Я попадаю - такая, как есть сегодня, только в костюме Прони - на сегодняшний Крещатик! Я немного испугалась, я ошарашена и ничего не понимаю: шутка ли, перескочить через столетие! И я все замечаю, все детали, к которым вы все давно привыкли и не видите их. Какие-то сверкающие, летящие, как молния, экипажи и кабриолеты совсем без лошадей. Я оглушена грохотом и шумом. Люди в странных одеждах. Бывает, что и с зелеными, и с фиолетовыми волосами женщины. Молоденькие бесстыдно идут прямо в исподнем, в кружевных панталонах. А те так и совсем почти без юбок. У иных какие-то ящички сверкающие, оттуда музыка несется такая, что вроде как бы из сумасшедшего дома: «Путана, путана», что оно такое? А картины кругом? То мужчина держит на руках полуголую дамочку; то большущие бутылки, и со всех сторон, со всех стен, да все не по-нашему написано. А народу-то сколько! И куда же они спешат, бедные? А магазины, а стены все из стекла! И нищих, нищих!.. Пошла и я куда-то все вниз, а там все нищие, и все музыканты... А вот шарманки так нет. Иду я по улице, горюю - куда ж это я, бедная, попала? Как вдруг - о боже ж ты мой, так и есть! Он! Одетый по-модному, по-хранцузьки, наверное, и те же усики, соломенная шляпка-канотье. Молодой, как был, ловкий, скорый, с тросточкой своею.

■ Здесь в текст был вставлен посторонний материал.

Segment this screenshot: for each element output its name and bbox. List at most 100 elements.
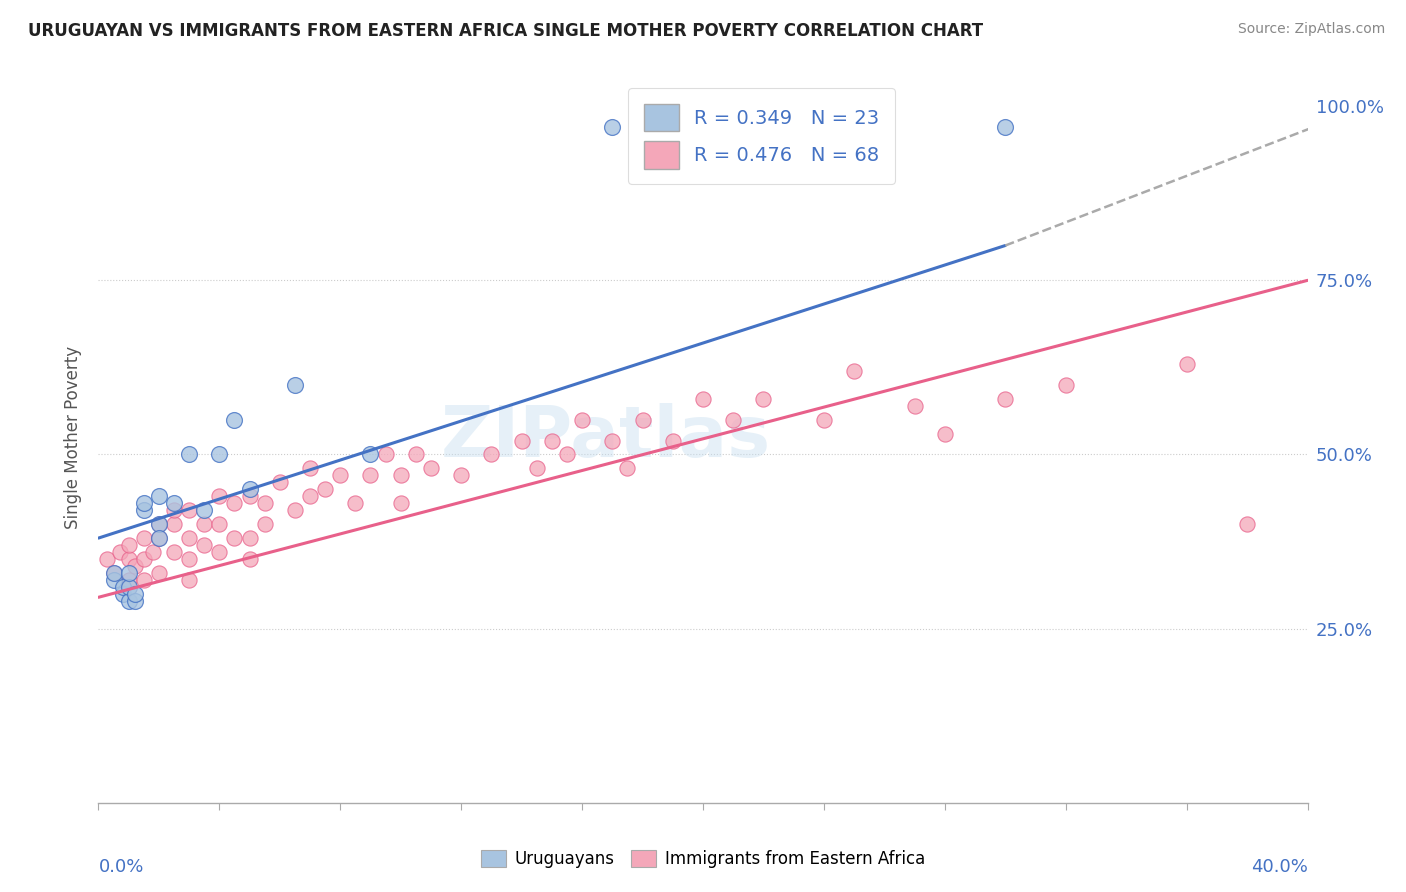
- Point: [148, 566, 170, 580]
- Point: [103, 566, 125, 580]
- Point: [692, 392, 714, 406]
- Point: [602, 120, 624, 134]
- Point: [389, 496, 412, 510]
- Point: [118, 552, 141, 566]
- Point: [510, 434, 533, 448]
- Point: [284, 377, 307, 392]
- Point: [118, 538, 141, 552]
- Point: [118, 580, 141, 594]
- Legend: R = 0.349   N = 23, R = 0.476   N = 68: R = 0.349 N = 23, R = 0.476 N = 68: [628, 88, 894, 185]
- Point: [631, 412, 654, 426]
- Text: URUGUAYAN VS IMMIGRANTS FROM EASTERN AFRICA SINGLE MOTHER POVERTY CORRELATION CH: URUGUAYAN VS IMMIGRANTS FROM EASTERN AFR…: [28, 22, 983, 40]
- Point: [752, 392, 775, 406]
- Point: [108, 545, 131, 559]
- Point: [526, 461, 548, 475]
- Point: [163, 503, 186, 517]
- Point: [132, 503, 155, 517]
- Point: [132, 552, 155, 566]
- Point: [179, 448, 201, 462]
- Point: [405, 448, 427, 462]
- Point: [239, 531, 262, 545]
- Point: [284, 503, 307, 517]
- Point: [239, 489, 262, 503]
- Point: [374, 448, 396, 462]
- Point: [994, 392, 1017, 406]
- Point: [1175, 357, 1198, 371]
- Point: [132, 496, 155, 510]
- Point: [193, 538, 215, 552]
- Point: [314, 483, 336, 497]
- Point: [103, 566, 125, 580]
- Point: [994, 120, 1017, 134]
- Point: [163, 545, 186, 559]
- Point: [934, 426, 956, 441]
- Point: [179, 552, 201, 566]
- Point: [208, 517, 231, 532]
- Point: [299, 461, 322, 475]
- Point: [148, 517, 170, 532]
- Point: [132, 531, 155, 545]
- Point: [344, 496, 367, 510]
- Point: [253, 496, 276, 510]
- Point: [179, 503, 201, 517]
- Point: [124, 587, 146, 601]
- Y-axis label: Single Mother Poverty: Single Mother Poverty: [65, 345, 83, 529]
- Point: [844, 364, 866, 378]
- Point: [148, 531, 170, 545]
- Point: [389, 468, 412, 483]
- Point: [142, 545, 165, 559]
- Point: [148, 531, 170, 545]
- Point: [208, 489, 231, 503]
- Point: [540, 434, 562, 448]
- Point: [813, 412, 835, 426]
- Point: [329, 468, 352, 483]
- Point: [269, 475, 291, 490]
- Point: [208, 448, 231, 462]
- Text: 0.0%: 0.0%: [98, 858, 143, 876]
- Point: [661, 434, 683, 448]
- Point: [124, 558, 146, 573]
- Point: [179, 531, 201, 545]
- Point: [555, 448, 578, 462]
- Point: [224, 531, 246, 545]
- Point: [602, 434, 624, 448]
- Point: [360, 468, 382, 483]
- Point: [299, 489, 322, 503]
- Point: [571, 412, 593, 426]
- Point: [253, 517, 276, 532]
- Text: Source: ZipAtlas.com: Source: ZipAtlas.com: [1237, 22, 1385, 37]
- Point: [420, 461, 443, 475]
- Point: [1054, 377, 1077, 392]
- Legend: Uruguayans, Immigrants from Eastern Africa: Uruguayans, Immigrants from Eastern Afri…: [475, 843, 931, 875]
- Point: [118, 566, 141, 580]
- Point: [1236, 517, 1258, 532]
- Point: [723, 412, 745, 426]
- Point: [193, 517, 215, 532]
- Point: [904, 399, 927, 413]
- Point: [450, 468, 472, 483]
- Point: [193, 503, 215, 517]
- Point: [118, 594, 141, 608]
- Point: [148, 489, 170, 503]
- Point: [179, 573, 201, 587]
- Text: ZIPatlas: ZIPatlas: [441, 402, 772, 472]
- Point: [111, 587, 134, 601]
- Point: [224, 412, 246, 426]
- Point: [103, 573, 125, 587]
- Point: [163, 517, 186, 532]
- Point: [96, 552, 118, 566]
- Point: [239, 552, 262, 566]
- Point: [208, 545, 231, 559]
- Point: [239, 483, 262, 497]
- Point: [148, 517, 170, 532]
- Point: [481, 448, 503, 462]
- Point: [118, 573, 141, 587]
- Point: [224, 496, 246, 510]
- Point: [163, 496, 186, 510]
- Text: 40.0%: 40.0%: [1251, 858, 1308, 876]
- Point: [132, 573, 155, 587]
- Point: [360, 448, 382, 462]
- Point: [616, 461, 638, 475]
- Point: [124, 594, 146, 608]
- Point: [111, 580, 134, 594]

- Свирид Петрович! - кинулась я. - Да вы ж как новенькая копейка! Такой же... Ну, просто душка! Комплиман!
- Мое почтение, леди! - говорит он. И целует ручку! Осматривает меня.
- Какой хиповый прикид! - говорит. - А я не изменился, да. Потому как - вечен. Да. Да! То есть, нет, сколько люди живут, и я буду, это если по-вченому, то... называется ол-райт!
- Ну и розумный... аж страшно! - шепчу я.
- Да и вы, милейшая Проня Прокоповна! Вы тоже... как бы это сказать... всюду. Везде! Вон сколько вас вокруг!
Я так и не поняла, что то оно такое было. Свирид Петрович назвал «вокзал». Шум, суета, он мне все рассказал; там этих оборванцев, бродяг (по-модному, по-современному - бомжей), цыгане там, серый люд с баулами, сумками, тюками, и все везут ящики, мешки на колесиках. И там эти здоровые такие, мордатые (по-модному то рэкетиры, тьфу, и скажешь с трудом). А там такие длинные зеленые дома на железных колесах. Ну, вроде конки, только больше. И надо всеми там начальница - про-вод-ница. Я как глянула - боже ж ты мой! Ну, вылитая я. И даже бант такой точно, как у меня! Вот уже где покомандовала она серым людом! Ну, прямо тебе театр! (А это театр и есть. Я читаю миниатюру «Проводница» - современная Проня Прокоповна на транспорте.)